Ninth Freedom (2020 onwards) works backwards from Safe Conduct: Atkins has taken real-world, in-flight safety animations of the type Safe Conduct pastiches, and added a graphic, foley soundtrack. Sound, uniquely, describes bodies: vibrating—animating—matter into a commotion to mirror that of the source of the sound. Earlier works of Atkins’ understood foley sound to be the thing that lends heft to weightless his computer generated imagery. Here, the new soundtracks summon matter and return a kind of palpable reality to the in-flight videos—albeit exaggeratedly: a necessity to compensate for the imagery’s original design as palliative, lite representation of preparation for a catastrophic event. Where silence afforded a kind of unreality, sound grounds and mocks with bathos in the videos. Adding sound is necromantic. A body feigns inanimacy (plays dead) in order to maybe just about endure forcible animation.

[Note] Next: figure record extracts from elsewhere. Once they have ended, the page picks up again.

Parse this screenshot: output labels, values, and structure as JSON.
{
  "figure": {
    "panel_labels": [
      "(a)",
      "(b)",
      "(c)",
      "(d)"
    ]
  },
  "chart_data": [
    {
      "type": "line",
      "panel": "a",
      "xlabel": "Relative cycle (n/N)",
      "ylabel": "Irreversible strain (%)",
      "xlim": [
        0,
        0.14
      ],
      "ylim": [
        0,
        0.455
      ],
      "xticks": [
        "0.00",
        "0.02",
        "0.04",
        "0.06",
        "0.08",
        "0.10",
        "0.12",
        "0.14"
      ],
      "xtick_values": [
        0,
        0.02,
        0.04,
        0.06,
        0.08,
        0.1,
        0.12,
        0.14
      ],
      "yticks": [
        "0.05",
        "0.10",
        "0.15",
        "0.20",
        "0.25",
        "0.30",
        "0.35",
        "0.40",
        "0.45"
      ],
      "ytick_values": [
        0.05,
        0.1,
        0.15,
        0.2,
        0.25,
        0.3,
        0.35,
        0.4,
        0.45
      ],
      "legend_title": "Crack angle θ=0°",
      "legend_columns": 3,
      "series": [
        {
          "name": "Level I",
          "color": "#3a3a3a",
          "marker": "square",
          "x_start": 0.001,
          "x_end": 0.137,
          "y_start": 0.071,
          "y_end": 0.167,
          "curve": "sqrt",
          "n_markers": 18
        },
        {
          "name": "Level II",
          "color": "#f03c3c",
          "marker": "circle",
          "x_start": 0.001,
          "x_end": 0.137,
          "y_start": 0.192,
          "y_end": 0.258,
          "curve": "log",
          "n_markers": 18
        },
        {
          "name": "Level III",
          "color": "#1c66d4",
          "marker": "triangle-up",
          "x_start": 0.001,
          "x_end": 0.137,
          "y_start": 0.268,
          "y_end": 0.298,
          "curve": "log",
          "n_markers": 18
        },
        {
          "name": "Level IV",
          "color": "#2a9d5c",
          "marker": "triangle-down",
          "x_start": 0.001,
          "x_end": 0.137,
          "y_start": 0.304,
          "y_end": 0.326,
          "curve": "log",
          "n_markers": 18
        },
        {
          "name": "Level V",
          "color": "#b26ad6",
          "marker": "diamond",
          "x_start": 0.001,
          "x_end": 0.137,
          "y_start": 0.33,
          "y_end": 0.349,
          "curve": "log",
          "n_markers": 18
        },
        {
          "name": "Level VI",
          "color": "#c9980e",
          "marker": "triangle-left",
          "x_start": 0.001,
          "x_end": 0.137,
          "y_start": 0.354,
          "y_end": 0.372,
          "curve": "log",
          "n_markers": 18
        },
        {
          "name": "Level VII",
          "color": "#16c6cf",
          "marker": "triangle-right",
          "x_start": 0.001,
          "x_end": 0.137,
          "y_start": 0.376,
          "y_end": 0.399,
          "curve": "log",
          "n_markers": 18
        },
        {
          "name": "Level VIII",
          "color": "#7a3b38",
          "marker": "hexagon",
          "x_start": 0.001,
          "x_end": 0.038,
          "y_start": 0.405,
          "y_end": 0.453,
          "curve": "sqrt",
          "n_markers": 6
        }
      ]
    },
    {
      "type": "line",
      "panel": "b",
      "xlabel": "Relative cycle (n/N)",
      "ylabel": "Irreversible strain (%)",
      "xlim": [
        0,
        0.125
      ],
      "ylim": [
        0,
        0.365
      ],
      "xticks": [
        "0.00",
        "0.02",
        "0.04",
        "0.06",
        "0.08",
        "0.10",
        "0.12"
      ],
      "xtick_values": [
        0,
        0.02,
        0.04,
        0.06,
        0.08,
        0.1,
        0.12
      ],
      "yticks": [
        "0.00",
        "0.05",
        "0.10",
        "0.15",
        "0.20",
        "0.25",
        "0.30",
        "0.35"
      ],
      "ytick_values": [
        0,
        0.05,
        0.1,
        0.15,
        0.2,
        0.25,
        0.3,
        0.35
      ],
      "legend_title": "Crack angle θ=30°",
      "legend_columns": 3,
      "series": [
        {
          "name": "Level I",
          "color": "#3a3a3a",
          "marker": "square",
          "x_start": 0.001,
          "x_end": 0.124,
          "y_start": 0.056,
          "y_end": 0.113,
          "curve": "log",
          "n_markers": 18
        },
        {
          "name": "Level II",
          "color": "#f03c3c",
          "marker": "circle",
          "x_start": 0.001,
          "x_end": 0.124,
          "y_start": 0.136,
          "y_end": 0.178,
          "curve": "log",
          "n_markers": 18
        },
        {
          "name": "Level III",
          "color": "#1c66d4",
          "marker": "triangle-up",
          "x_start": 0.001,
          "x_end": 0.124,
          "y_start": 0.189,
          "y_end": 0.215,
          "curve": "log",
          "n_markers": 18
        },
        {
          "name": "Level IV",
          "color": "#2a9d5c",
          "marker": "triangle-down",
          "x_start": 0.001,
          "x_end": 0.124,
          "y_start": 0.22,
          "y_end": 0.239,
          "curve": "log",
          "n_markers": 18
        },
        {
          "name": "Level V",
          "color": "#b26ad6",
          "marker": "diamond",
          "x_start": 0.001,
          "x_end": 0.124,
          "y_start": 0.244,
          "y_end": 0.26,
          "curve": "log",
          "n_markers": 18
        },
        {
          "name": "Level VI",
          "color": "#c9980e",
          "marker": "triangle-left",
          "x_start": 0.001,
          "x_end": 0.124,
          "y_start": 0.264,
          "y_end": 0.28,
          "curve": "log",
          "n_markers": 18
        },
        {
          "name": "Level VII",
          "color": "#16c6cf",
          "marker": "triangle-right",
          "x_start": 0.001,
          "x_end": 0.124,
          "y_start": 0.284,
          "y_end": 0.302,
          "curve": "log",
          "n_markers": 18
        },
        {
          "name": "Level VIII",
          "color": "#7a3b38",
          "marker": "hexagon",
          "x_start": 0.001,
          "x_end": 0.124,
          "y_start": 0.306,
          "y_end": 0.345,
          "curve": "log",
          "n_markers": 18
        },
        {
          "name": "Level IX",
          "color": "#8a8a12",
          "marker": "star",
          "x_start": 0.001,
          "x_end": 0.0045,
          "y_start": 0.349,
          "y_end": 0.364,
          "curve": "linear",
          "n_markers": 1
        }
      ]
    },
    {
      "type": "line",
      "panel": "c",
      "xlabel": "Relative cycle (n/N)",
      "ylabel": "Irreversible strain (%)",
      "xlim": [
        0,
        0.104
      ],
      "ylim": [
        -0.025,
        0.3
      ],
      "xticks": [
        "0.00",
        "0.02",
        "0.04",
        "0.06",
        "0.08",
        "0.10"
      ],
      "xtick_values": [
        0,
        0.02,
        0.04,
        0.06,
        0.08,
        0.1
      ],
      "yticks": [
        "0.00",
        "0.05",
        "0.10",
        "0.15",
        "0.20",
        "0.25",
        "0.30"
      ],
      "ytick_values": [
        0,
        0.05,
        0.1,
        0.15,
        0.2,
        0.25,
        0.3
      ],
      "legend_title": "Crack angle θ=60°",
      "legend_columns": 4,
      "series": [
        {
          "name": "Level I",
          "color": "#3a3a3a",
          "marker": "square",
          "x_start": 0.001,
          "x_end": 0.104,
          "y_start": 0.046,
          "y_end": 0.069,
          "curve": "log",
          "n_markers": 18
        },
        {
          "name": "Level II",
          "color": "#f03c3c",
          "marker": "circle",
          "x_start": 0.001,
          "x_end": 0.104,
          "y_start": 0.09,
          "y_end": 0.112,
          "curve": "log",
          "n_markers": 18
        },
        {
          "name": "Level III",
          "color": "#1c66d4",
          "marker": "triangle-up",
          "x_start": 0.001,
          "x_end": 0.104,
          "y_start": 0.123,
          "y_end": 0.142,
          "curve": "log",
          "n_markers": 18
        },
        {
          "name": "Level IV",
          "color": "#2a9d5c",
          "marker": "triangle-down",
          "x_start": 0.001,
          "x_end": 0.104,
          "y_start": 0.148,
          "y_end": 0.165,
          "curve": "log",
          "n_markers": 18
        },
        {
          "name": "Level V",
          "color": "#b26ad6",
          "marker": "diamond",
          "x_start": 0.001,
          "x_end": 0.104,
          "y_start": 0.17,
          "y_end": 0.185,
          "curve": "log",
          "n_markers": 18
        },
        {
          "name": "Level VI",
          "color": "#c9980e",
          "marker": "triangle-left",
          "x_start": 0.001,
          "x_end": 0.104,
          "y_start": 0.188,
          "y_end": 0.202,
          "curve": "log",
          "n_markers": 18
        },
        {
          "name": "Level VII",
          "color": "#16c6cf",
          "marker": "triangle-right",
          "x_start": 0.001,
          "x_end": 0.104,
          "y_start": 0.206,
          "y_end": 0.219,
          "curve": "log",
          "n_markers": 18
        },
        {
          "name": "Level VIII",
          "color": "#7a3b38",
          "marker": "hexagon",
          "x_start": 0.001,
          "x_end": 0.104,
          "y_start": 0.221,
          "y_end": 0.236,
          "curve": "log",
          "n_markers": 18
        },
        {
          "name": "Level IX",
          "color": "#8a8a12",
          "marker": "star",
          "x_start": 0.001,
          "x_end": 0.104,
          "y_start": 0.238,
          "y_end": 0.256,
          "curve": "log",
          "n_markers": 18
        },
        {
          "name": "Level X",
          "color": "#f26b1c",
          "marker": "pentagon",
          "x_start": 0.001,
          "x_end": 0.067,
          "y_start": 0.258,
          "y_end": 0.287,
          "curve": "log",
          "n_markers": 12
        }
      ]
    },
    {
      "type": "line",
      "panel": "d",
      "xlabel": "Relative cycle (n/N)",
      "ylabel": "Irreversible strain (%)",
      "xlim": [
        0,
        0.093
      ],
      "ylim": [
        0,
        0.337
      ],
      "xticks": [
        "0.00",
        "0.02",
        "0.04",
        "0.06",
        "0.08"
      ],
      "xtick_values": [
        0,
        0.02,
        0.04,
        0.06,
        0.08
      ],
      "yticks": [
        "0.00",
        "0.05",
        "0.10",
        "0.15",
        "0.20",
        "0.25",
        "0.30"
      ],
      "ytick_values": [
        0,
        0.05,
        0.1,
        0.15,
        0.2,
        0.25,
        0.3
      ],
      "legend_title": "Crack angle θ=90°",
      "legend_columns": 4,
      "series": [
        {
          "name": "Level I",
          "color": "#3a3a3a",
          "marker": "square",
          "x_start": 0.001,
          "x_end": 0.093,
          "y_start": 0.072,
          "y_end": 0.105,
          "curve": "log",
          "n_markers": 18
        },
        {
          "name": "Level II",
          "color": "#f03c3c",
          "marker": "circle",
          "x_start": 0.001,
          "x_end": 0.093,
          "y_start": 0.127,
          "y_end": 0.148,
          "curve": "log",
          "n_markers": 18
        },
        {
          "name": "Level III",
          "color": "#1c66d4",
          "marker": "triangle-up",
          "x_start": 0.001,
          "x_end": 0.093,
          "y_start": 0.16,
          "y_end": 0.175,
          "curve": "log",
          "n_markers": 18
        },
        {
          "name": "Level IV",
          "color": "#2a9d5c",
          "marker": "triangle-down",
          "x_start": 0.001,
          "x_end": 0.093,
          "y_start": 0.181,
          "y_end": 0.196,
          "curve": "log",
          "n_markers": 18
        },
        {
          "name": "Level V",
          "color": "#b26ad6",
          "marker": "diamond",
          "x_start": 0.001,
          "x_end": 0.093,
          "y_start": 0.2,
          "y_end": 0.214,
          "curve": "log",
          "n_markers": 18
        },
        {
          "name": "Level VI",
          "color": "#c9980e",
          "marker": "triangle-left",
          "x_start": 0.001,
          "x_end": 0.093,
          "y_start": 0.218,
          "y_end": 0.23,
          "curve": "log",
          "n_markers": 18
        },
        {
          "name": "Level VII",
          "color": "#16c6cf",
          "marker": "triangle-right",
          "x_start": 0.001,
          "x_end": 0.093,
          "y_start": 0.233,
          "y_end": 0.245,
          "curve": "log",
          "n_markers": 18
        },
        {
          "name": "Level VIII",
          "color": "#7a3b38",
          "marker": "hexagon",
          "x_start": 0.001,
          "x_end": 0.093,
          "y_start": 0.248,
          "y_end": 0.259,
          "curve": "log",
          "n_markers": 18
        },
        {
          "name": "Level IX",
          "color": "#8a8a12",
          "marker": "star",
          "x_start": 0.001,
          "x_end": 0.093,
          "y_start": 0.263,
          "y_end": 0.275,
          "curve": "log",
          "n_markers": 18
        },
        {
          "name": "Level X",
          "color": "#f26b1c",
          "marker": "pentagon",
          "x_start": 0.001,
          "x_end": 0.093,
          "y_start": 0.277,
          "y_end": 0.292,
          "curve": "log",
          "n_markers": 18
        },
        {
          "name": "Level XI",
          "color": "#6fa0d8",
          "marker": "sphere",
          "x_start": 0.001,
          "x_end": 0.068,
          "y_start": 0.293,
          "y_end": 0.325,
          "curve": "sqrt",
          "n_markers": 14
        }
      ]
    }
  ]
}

The acoustic panels that flank the video works muffle the space, dissembling it phenomenologically. The hangar-like space is attempted shrunk to something more intimate, cinema-like. Or otherwise spaceless: a no-place the obverse of the white cube and its sanctifying of art; the acoustic panels meant to situate the videos inside themselves, apart from reality. This practical purpose is partly unravelled by the texts and diagrams embroidered on them. Rather than receding into invisible grift, the panels become points of attention, information, the reflexive content serving both to reveal the acoustic treatment, and metaphorise their purpose and convolute the subject of the videos: A list of Isaac Newton’s adolescent sins, a scale comparison of dinosaurs and airliners, a list of “squalid” things, an alphabet of demons, among others. The language of administration and information abuts mysticism and poetry.
*Airports and the heavens they gate are rendered and rendered down, dully familiar, an inconvenience, a nightmare of figured horrors. Security protocol is a choreographed indignity to maintain safety. Necessary, we understand. Borders are bores for the privileged, and guillotines or cliffs to everyone else.
Live White Slime loops, then—a perseverant limbo.